Saturday, August 16, 2014
Every Mom Has Her Kryptonite
At the beginning of the summer, Mr. Wonderful convinced me to step down from running a committee at church that was seriously eating up my time. Then, he contacted our music minister and informed him that I needed to take a few weeks off from playing with the band. In his opinion, between work and church committee and music ministry and small group hosting and homeschooling and stay-at-home mothering of 3 kids full-time and attempting to be a good housewife, I had over-committed.
I was, admittedly, offended by the fact that Mr. Wonderful thought I needed a break. By forcing me to stop doing things that I had committed to do I felt that there was an implication that I was failing and he thought I wasn't supermom. Now, however, I realize that I was truly over-committed and I wasn't even close to being supermom! I was getting wound up tight and was getting very annoyed with church people and messy children and husbands who work late. I was kind of losing it.
Instead of taking the summer off to relax--as many thought I was doing--I used this summer to finally catch up on life: I got caught up on some of my work projects by reading through thousands of pages of medical records. I cleaned up the boys' room and attempted to solve some of their organizational problems. I sorted through our clothing and purchased appropriate sized pajamas and church clothes for everyone. I cleaned my own closet and threw out lots of shoes. I purchased new rugs for our main living rooms. I planned and hosted small group dinners and a baby shower and organized meals for a family. I coordinated our small group's service project. I helped Boy Wonder finish a Phonics workbook. I sent the boys to sports camp. I read to my children. I walked lots and lots of miles at the mall and on my elliptical. I managed to keep some potted plants on my front porch alive. I read a book (it was dumb, but it was a book). I played many, many games of Connect 4 with my son. I prayed. I spent time listening to and trying to encourage other people. And I rested.
Having the time to actually complete projects that I both wanted and needed to accomplish was invigorating for me. How refreshing to actually get to see the fruits of my labor! For 6 months I kept taking on more and more (I have a problem saying "no") and it seemed like nothing was ever getting accomplished.
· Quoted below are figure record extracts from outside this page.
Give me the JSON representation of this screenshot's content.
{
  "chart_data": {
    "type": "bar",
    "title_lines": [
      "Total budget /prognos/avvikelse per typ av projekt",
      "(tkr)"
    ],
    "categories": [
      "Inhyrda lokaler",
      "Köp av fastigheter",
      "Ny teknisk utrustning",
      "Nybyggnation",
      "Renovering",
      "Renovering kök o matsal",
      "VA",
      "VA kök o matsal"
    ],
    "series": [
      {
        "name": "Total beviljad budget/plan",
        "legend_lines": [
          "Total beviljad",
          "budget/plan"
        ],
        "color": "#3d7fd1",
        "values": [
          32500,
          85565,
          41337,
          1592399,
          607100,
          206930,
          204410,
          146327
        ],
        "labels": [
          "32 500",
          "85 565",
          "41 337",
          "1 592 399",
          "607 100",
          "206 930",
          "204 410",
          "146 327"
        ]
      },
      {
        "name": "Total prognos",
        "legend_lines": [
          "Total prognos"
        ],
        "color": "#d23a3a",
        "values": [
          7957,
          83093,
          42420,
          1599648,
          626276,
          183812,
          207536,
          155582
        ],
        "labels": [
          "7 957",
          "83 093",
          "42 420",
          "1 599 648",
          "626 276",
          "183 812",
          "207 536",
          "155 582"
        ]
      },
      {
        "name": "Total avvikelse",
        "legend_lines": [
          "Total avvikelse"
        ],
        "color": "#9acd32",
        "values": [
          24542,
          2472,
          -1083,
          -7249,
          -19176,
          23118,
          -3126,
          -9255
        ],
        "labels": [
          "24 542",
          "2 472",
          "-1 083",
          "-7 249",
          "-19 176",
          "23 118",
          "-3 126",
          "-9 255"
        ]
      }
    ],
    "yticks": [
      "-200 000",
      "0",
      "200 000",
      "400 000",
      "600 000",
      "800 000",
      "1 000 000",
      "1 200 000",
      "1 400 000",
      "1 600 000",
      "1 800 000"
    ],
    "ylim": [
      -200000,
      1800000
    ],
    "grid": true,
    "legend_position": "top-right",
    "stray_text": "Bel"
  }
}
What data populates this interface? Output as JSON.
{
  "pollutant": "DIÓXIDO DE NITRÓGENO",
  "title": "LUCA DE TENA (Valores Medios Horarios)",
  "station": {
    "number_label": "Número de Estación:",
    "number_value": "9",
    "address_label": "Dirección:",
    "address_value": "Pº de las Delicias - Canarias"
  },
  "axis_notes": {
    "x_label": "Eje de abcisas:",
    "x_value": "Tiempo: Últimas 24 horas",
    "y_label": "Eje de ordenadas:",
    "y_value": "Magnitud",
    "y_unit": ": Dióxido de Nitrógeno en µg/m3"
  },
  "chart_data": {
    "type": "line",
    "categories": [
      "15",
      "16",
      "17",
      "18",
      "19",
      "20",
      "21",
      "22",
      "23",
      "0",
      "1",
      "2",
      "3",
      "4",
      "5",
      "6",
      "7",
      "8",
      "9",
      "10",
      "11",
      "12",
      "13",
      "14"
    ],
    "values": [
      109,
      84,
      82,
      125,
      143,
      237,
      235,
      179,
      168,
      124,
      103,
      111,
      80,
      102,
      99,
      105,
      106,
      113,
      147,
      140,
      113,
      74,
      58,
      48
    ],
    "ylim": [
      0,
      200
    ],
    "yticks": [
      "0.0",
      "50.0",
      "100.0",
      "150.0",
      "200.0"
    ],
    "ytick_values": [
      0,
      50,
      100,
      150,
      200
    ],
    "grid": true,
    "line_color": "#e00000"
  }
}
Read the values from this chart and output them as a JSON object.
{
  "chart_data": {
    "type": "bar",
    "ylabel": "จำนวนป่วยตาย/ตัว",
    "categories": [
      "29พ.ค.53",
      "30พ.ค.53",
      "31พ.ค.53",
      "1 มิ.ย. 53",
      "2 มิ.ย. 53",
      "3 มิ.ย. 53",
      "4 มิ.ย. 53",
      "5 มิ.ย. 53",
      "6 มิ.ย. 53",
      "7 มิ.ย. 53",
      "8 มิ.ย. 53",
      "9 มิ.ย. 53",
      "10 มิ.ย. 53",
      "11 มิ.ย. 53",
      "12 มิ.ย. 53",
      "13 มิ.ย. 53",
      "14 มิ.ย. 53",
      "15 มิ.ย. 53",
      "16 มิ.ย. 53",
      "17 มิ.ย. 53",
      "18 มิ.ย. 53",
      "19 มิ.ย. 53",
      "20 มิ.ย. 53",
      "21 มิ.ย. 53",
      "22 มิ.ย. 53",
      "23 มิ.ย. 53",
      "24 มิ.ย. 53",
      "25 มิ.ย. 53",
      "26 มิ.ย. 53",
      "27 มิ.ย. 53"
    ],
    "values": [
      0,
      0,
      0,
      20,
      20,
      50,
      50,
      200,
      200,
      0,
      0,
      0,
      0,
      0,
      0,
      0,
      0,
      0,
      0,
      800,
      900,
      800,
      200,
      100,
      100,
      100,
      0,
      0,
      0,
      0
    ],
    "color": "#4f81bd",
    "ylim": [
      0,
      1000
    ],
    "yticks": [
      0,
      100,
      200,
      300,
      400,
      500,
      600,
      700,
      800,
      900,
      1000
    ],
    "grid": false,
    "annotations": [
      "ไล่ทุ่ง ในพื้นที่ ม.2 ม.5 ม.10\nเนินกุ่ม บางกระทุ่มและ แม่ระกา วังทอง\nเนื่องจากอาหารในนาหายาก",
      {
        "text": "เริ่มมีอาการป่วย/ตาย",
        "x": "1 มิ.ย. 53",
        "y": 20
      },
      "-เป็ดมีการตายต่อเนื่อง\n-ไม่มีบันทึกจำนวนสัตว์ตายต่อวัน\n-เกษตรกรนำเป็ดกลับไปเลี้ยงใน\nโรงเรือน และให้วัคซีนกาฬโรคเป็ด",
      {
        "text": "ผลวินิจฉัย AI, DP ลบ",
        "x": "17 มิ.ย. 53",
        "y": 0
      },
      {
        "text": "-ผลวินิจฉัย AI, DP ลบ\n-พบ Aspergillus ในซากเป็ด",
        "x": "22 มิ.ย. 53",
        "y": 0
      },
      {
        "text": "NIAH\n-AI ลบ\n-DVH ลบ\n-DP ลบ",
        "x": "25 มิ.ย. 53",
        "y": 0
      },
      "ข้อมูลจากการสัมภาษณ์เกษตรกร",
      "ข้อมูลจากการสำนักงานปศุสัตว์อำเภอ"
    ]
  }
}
And then in all of 4 weeks, everything just started falling into place. I'm finally enjoying my duties again. I'm ready to start homeschooling this fall. I'm enjoying spending time helping out at church. I'm focusing better on work. I'm motivated to read my Bible. And I'm happy.
Super man has his kyrptonite. And super mom has her over-commitment. We all have our weaknesses. How blessed I am that I have a Mr. Wonderful who is willing to recognize my shortcomings and intervene when I need him--even when I don't appreciate his interventions. I truly needed a little break this summer. His "intervention" was timely a gift. I still have quite a lot of things that I want to do in the next couple of months, but I can officially say, "Mommy's Back!"